You can buy hydraulic cylinders from a variety of sources, for example
I am selling cylinders with 8" bore, and about 24" stroke right now, I
have two. (shameless plug) They are from a military 50,000 lbs rough
Making a proper frame for a high power press is certainly a challenge
as far as making it safe and sound is concerned.
I would just look for a industrial A or H frame press at liquidations,
again, they are not expensive and it is easier to buy something made
than spend forever scrouging I beams and welding stuff and grinding
off bad welds.
600 ton press in Chicago. (A little hard to believe this number, be
I am not affiliated with the seller, though I bought quite a few
things on their auctions.
Same here. Could be a typo? That's not much cylinder _or_ frame for 600
tons, going by a guess at the size of the compressor next to it.
I could ask if my old employer is ready to sell the old press: 20' above
the ground, 20' in the ground, 40" ram, would reduce a 40" x 72" round
billet to 10" thick in about, oh, 10 seconds. Of course the billet was
at 2300 degrees at the time and the pressure was right at 5000 psi but
it was still one heck of a hydraulic forging press.
Oh, yeah, after the Big Squish, then they went and punched a hole in the
donut with an auxiliary ram mounted on the side of the main one. Somehow
I never got tired of watching that thing really: Squash, make flat!
Not _the_ biggest press around, but adequate for the home workshop.
Bring back, Oh bring back
Oh, bring back that old continuity.
Time for a gloat here. I just traded my monster Johnson gas
furnace for a pristine, 25ton,4 post shearing press! 7hp, 18x24 platen.
it's not the best configuration for forging but I'll make due or tear it
down and build it back as a c-frame design. I am more interested in
working sheet material anyway.
John Husvar wrote:
Does the flux ooze, or go supersonic? Sounds like too much flux though.
I have caught my share of it on power hammers. Owwww under my
gloove! left a 1/16" deep crater on my wrist.
Steve Smith wrote:
It reminded me a lot of someone spitting tobacco, much slower than flux
coming from hammering. Almost certainly too much flux on my part. I was
using plain borax.
What I picture is a pocket in the middle of a layer finally getting
enough pressure on it to find a outlet.
Not recommended for human tissue!! Ya think? I would like to do some
pattern welding on the press but it is set up more for die forming sheet
gauge metal. The top and bottom platens are about 24x18" with 4 corner
posts. So it is awkward to set up and change tooling. Better for forging
would be an open frame setup. A buddy used the hydraulics(25 ton 5hp)

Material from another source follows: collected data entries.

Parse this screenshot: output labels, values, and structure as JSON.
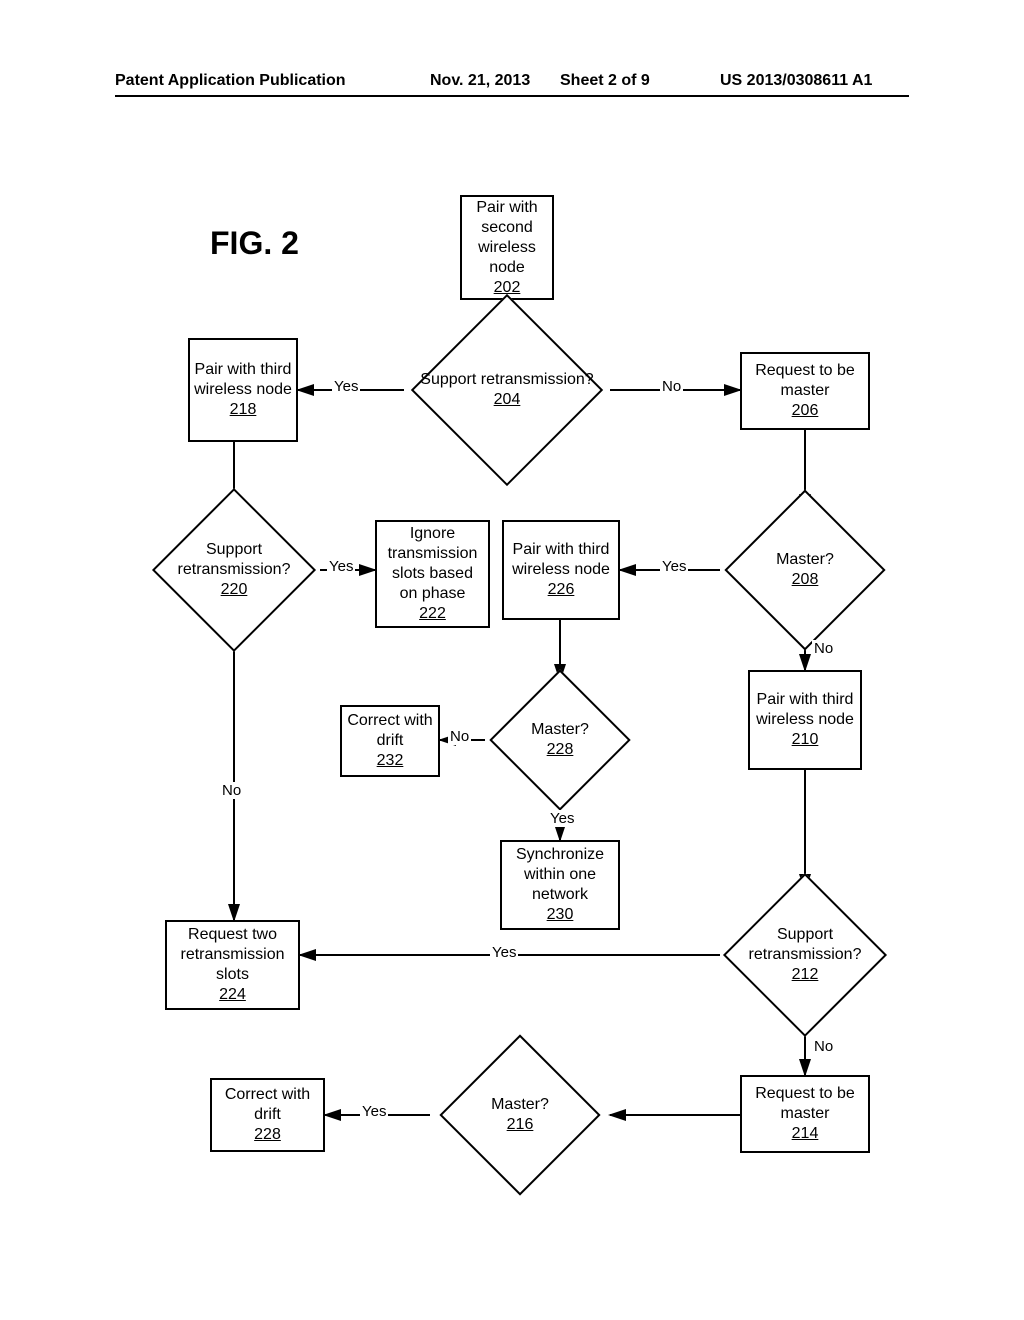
{
  "header": {
    "left": "Patent Application Publication",
    "date": "Nov. 21, 2013",
    "sheet": "Sheet 2 of 9",
    "pubno": "US 2013/0308611 A1"
  },
  "figure_label": "FIG. 2",
  "nodes": {
    "n202": {
      "text": "Pair with second wireless node",
      "ref": "202"
    },
    "n204": {
      "text": "Support retransmission?",
      "ref": "204"
    },
    "n206": {
      "text": "Request to be master",
      "ref": "206"
    },
    "n218": {
      "text": "Pair with third wireless node",
      "ref": "218"
    },
    "n220": {
      "text": "Support retransmission?",
      "ref": "220"
    },
    "n222": {
      "text": "Ignore transmission slots based on phase",
      "ref": "222"
    },
    "n226": {
      "text": "Pair with third wireless node",
      "ref": "226"
    },
    "n208": {
      "text": "Master?",
      "ref": "208"
    },
    "n210": {
      "text": "Pair with third wireless node",
      "ref": "210"
    },
    "n228": {
      "text": "Master?",
      "ref": "228"
    },
    "n232": {
      "text": "Correct with drift",
      "ref": "232"
    },
    "n230": {
      "text": "Synchronize within one network",
      "ref": "230"
    },
    "n212": {
      "text": "Support retransmission?",
      "ref": "212"
    },
    "n224": {
      "text": "Request two retransmission slots",
      "ref": "224"
    },
    "n214": {
      "text": "Request to be master",
      "ref": "214"
    },
    "n216": {
      "text": "Master?",
      "ref": "216"
    },
    "n228b": {
      "text": "Correct with drift",
      "ref": "228"
    }
  },
  "edges": {
    "yes": "Yes",
    "no": "No"
  }
}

from a wrecked cardboard compacting machine and built a double C-frame
from 16" I-beam. 36" throat and about 12"stroke. He shapes sheet and
plate steel on simple homemade dies. Works like gangbusters. It's a
good configuration for forging as well. Anyway, I'm waiting for enough
money to "rig" my press over to my shop. Got to scoot.
Steve Smith wrote:
I forgot to add sources:
If you're in Colorado, try Martin Salvage on Hwy 34 east of Loveland.
They have all kinds of interesting stuff off of old tractors and wagons.